Regarding photos, the iCloud will store photos for up to 30 days while mobile devices store the last 1000 photos and PC / Macs store all photos. Also, as soon as you take a photo, it can be viewed on any of the other devices in your iCloud; a possibly boon for camera makers if Apple allows them to incorporate the iCloud tech into digital cameras. iCloud will also serve as a hub for documents, similar to Dropbox, and works with the iPad / Mac applications Pages, Numbers and Keynote. The iCloud also offers up to 5GB of mail storage and is designed to sync the email inbox with all devices as you send / receive mail. You will also be able to sync calendars and contacts.

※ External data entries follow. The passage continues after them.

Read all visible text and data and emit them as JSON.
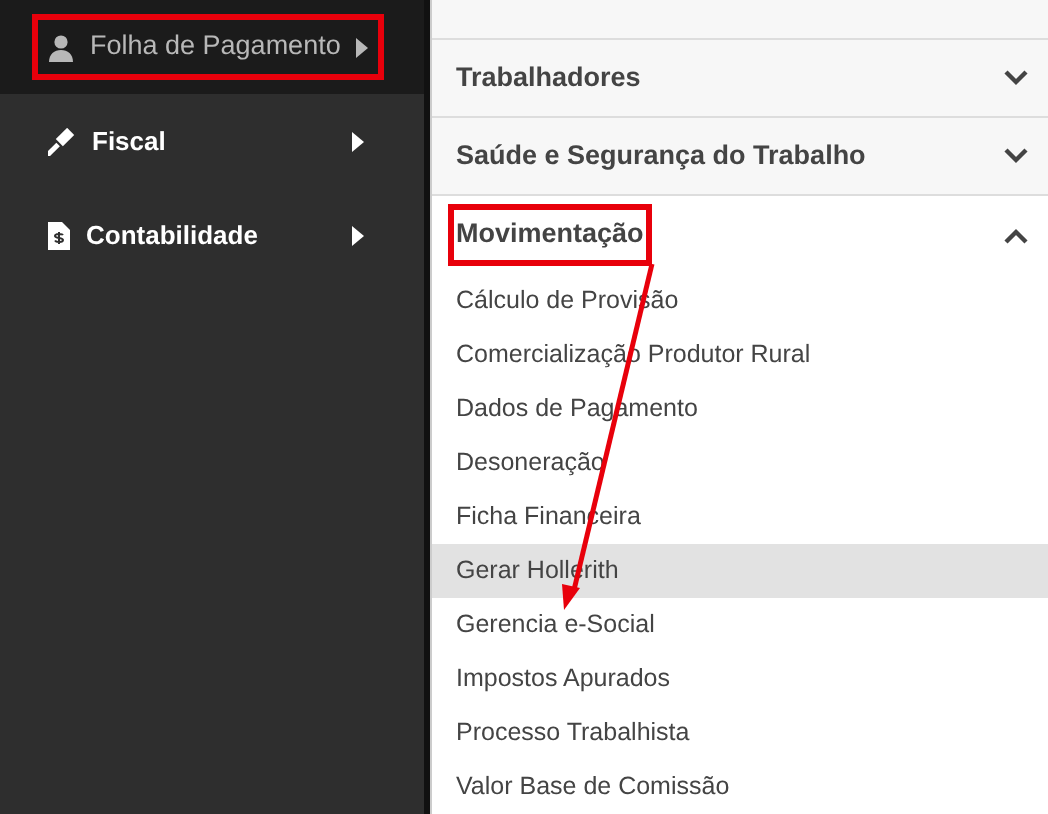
{
  "sidebar": {
    "items": [
      {
        "label": "Folha de Pagamento",
        "selected": true,
        "highlighted": true
      },
      {
        "label": "Fiscal",
        "selected": false,
        "highlighted": false
      },
      {
        "label": "Contabilidade",
        "selected": false,
        "highlighted": false
      }
    ]
  },
  "sections": [
    {
      "title": "Trabalhadores",
      "expanded": false,
      "highlighted": false
    },
    {
      "title": "Saúde e Segurança do Trabalho",
      "expanded": false,
      "highlighted": false
    },
    {
      "title": "Movimentação",
      "expanded": true,
      "highlighted": true,
      "items": [
        {
          "label": "Cálculo de Provisão",
          "selected": false
        },
        {
          "label": "Comercialização Produtor Rural",
          "selected": false
        },
        {
          "label": "Dados de Pagamento",
          "selected": false
        },
        {
          "label": "Desoneração",
          "selected": false
        },
        {
          "label": "Ficha Financeira",
          "selected": false
        },
        {
          "label": "Gerar Hollerith",
          "selected": true
        },
        {
          "label": "Gerencia e-Social",
          "selected": false
        },
        {
          "label": "Impostos Apurados",
          "selected": false
        },
        {
          "label": "Processo Trabalhista",
          "selected": false
        },
        {
          "label": "Valor Base de Comissão",
          "selected": false
        }
      ]
    }
  ]
}
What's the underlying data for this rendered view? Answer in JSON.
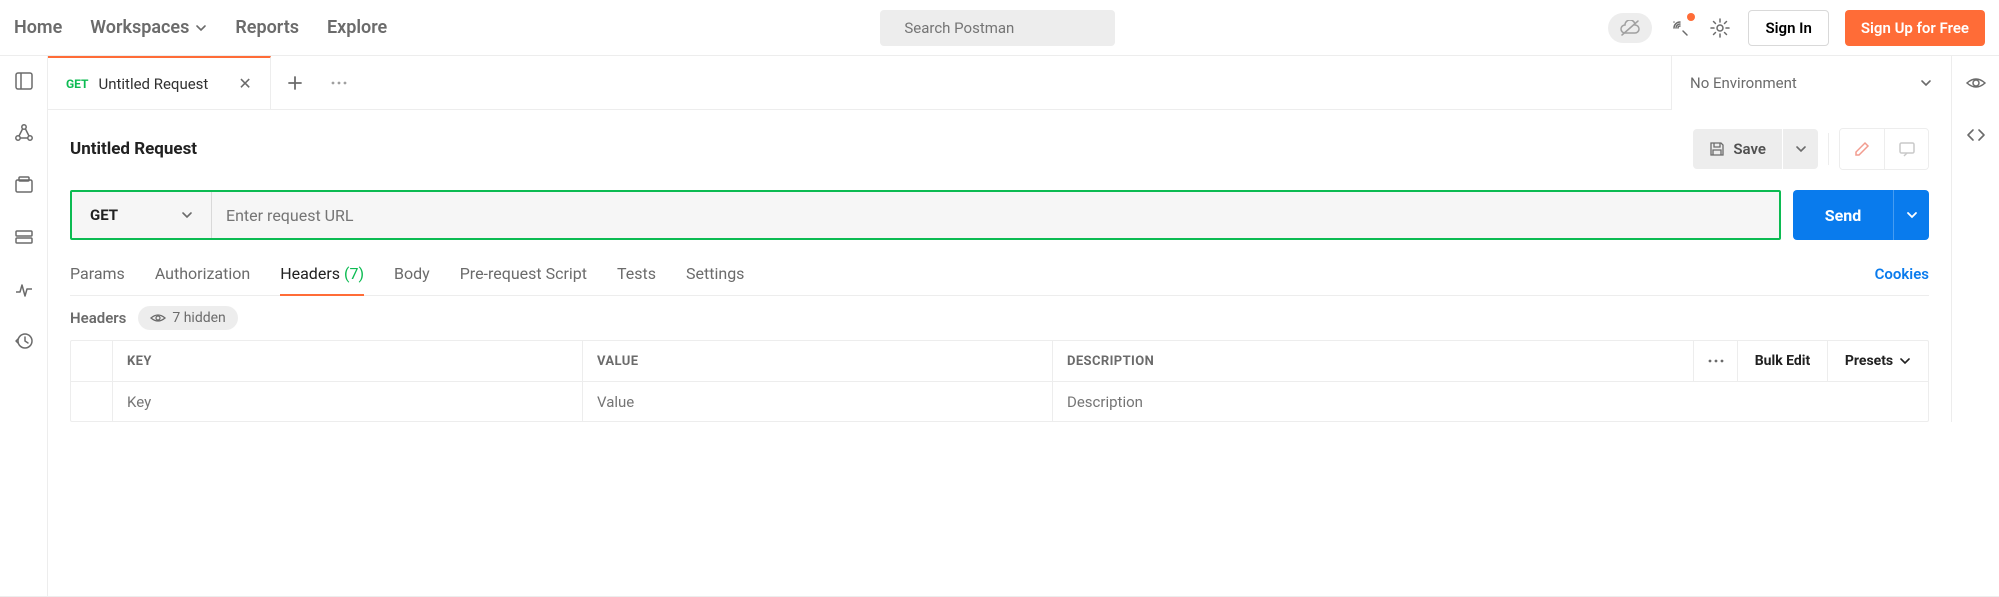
{
  "nav": {
    "home": "Home",
    "workspaces": "Workspaces",
    "reports": "Reports",
    "explore": "Explore"
  },
  "search": {
    "placeholder": "Search Postman"
  },
  "auth": {
    "signin": "Sign In",
    "signup": "Sign Up for Free"
  },
  "tab": {
    "method": "GET",
    "name": "Untitled Request"
  },
  "env": {
    "label": "No Environment"
  },
  "request": {
    "title": "Untitled Request",
    "save_label": "Save",
    "method": "GET",
    "url_placeholder": "Enter request URL",
    "send_label": "Send"
  },
  "subtabs": {
    "params": "Params",
    "authorization": "Authorization",
    "headers": "Headers",
    "headers_count": "(7)",
    "body": "Body",
    "prerequest": "Pre-request Script",
    "tests": "Tests",
    "settings": "Settings"
  },
  "cookies": "Cookies",
  "headers_section": {
    "label": "Headers",
    "hidden_text": "7 hidden"
  },
  "table": {
    "key": "KEY",
    "value": "VALUE",
    "desc": "DESCRIPTION",
    "bulk": "Bulk Edit",
    "presets": "Presets",
    "key_ph": "Key",
    "value_ph": "Value",
    "desc_ph": "Description"
  }
}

Other announcements today included new iOS5 features that will roll out to the iPod Touch, iPad and iPhone in the Fall. These include WiFi syncing, Airplay mirroring (seeing the screen of one Apple device on another, ala your iPad screen on your HDTV via an Apple TV), a revamped messaging system that connects the iPhone / iPad / iPhone Touch called iMessage, an improved version of GameCenter and cool features for the default Camera app. There will be a new photo button on the unlock screen for quick access to photos as well as using the volume buttons to take pictures when in landscape mode. Safari is also getting some speed improvements for the mobile devices as well as deeper Twitter integration. Finally, there’s a new notification center going into the OS that will allow you to see all your notifications in on place including phone calls, texts, mail, social updates, gaming updates; basically any app that uses the notification system.
While the music industry was probably expecting the eventual shift into Cloud service for Apple devices, you have to wonder if they are going to be happy with iTunes Match. Apple is streamlining the process of digital music conversion for an extremely low cost. While the current bitrate likely won’t please audiophiles, the mass market will probably go nuts and convert all their legal & illegal music in a nice Apple ready package complete with album artwork, correct song titles and all the fun information that will make it look great on your iPod.